The results of HE staining, Bielschowsky staining and immunofluorescent staining of Tuj1 showed that nerve filaments in groups treated by LIPUS had a greater density. There were also numbers of blood vessels in group C/iPSCs/LIPUS and group Autograft. The outcome may be caused by the application of iPSCs-NCSCs and LIPUS in this study. On one hand, iPSCs-NCSCs can differentiate into vascular cells and neurons, which could accelerate the vascular and nerve regeneration during the restore of injured nerve (Kane et al. 2011). On the other hand, LIPUS could induce angiogenesis (Hanawa et al. 2014) and promote neural differentiation (Lv et al. 2013). In addition, LIPUS could speed up the exchanges of nutrients and toxic substances which are good for the formation of nerve filaments (Chen et al. 2010). The result of Tuj1 immunofluorescence staining suggested that LIPUS and iPSCs-NCSCs can promote the neuron regeneration. The regenerated neurons also could secrete some growth factors such as neural growth factor (NGF) and brained-derived neural growth factor (BDNF), which were benefit for the reconstruction of synapses. In our previously study (Lv et al. 2013), the gene and protein expression levels of Schwann cells-specific markers (S100β and GFAP) were enhanced by LIPUS treatment in vitro. The present findings supported the hypothesis that the combination of LIPUS with iPSCs-NCSCs had a positive effect on the nerve regeneration after peripheral nerve injury in vivo.

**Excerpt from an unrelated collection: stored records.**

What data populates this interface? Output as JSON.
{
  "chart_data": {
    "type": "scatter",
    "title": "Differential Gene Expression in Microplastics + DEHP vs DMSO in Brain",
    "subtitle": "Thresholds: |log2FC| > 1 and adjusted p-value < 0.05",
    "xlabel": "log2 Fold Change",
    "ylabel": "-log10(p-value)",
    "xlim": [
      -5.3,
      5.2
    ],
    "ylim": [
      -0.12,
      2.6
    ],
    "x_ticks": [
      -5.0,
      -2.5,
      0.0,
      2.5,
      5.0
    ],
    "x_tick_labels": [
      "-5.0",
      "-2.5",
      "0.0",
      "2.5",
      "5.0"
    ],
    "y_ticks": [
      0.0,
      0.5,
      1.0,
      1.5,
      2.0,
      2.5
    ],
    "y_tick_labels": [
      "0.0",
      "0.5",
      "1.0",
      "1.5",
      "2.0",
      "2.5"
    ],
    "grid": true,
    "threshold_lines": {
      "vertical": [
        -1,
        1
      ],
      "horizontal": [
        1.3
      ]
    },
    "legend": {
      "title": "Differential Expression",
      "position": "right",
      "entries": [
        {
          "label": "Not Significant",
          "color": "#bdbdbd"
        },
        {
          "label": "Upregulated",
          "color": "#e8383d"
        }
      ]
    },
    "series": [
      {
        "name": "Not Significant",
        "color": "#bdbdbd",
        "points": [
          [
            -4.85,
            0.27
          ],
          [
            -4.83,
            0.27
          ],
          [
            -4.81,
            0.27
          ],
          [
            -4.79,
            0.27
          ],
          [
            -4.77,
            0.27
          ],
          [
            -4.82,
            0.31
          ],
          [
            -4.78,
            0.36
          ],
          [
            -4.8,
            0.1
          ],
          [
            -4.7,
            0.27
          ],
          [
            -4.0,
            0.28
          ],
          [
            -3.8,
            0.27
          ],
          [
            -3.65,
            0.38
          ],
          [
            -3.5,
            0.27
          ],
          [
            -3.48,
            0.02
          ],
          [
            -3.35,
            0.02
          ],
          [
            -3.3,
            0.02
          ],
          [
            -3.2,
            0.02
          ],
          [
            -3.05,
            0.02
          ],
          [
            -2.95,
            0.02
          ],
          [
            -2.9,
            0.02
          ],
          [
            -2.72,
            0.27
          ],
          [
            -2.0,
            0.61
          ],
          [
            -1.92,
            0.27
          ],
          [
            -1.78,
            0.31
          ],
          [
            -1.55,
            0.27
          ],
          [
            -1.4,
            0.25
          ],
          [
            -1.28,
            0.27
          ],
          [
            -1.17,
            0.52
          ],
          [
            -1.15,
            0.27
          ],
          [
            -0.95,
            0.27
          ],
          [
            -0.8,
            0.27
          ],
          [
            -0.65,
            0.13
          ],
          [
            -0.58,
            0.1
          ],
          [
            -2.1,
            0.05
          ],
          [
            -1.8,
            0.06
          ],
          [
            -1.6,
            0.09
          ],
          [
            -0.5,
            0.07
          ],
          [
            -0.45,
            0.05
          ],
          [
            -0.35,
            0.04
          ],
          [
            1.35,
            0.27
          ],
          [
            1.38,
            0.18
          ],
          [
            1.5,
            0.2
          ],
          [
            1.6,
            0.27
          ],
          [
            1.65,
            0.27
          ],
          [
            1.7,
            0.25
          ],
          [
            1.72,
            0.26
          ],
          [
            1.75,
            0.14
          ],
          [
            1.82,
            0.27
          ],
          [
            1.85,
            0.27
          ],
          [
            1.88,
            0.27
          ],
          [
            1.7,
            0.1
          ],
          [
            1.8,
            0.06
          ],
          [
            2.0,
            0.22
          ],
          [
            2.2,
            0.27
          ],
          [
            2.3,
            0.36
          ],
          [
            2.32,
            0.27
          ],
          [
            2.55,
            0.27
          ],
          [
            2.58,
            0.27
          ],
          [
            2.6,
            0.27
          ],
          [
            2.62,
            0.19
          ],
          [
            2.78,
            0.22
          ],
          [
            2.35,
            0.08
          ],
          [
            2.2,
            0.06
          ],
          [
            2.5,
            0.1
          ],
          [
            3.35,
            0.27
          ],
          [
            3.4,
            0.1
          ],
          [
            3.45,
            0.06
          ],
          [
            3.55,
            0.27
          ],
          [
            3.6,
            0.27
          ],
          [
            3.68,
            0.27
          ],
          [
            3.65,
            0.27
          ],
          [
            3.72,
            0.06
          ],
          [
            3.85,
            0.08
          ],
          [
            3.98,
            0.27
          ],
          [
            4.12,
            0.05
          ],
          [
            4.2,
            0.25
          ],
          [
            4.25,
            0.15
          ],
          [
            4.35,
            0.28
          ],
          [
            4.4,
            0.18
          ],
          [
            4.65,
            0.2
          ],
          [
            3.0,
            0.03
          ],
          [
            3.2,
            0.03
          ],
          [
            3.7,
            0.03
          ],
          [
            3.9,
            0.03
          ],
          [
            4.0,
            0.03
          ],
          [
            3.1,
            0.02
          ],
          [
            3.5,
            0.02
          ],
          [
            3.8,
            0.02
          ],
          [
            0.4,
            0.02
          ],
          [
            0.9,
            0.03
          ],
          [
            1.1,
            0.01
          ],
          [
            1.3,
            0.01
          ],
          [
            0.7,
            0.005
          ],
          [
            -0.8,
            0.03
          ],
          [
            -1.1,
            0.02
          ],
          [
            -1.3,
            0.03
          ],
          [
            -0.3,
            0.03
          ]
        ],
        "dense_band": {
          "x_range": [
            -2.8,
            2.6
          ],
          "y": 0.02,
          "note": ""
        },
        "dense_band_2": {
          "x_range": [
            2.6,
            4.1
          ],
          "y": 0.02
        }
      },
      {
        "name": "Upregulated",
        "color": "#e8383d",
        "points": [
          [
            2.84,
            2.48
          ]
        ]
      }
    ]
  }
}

In conclusion, our study suggested that LIPUS can promote peripheral nerve regeneration by using a tissue-engineered nerve conduit seeded with iPSCs-NCSCs. In vivo evaluation in rat showed that the sciatic function and the NCV were both accelerated when conduit was seeded with iPSCs-NCSCs and treated by LIPUS. It is also revealed that the combination LIPUS with iPSCs-NCSCs could promote angiogenesis and regeneration of nerve fiber and neuron differentiation. This study contributes to the development of safe and effective therapeutic strategies for the regeneration of peripheral nerve injury.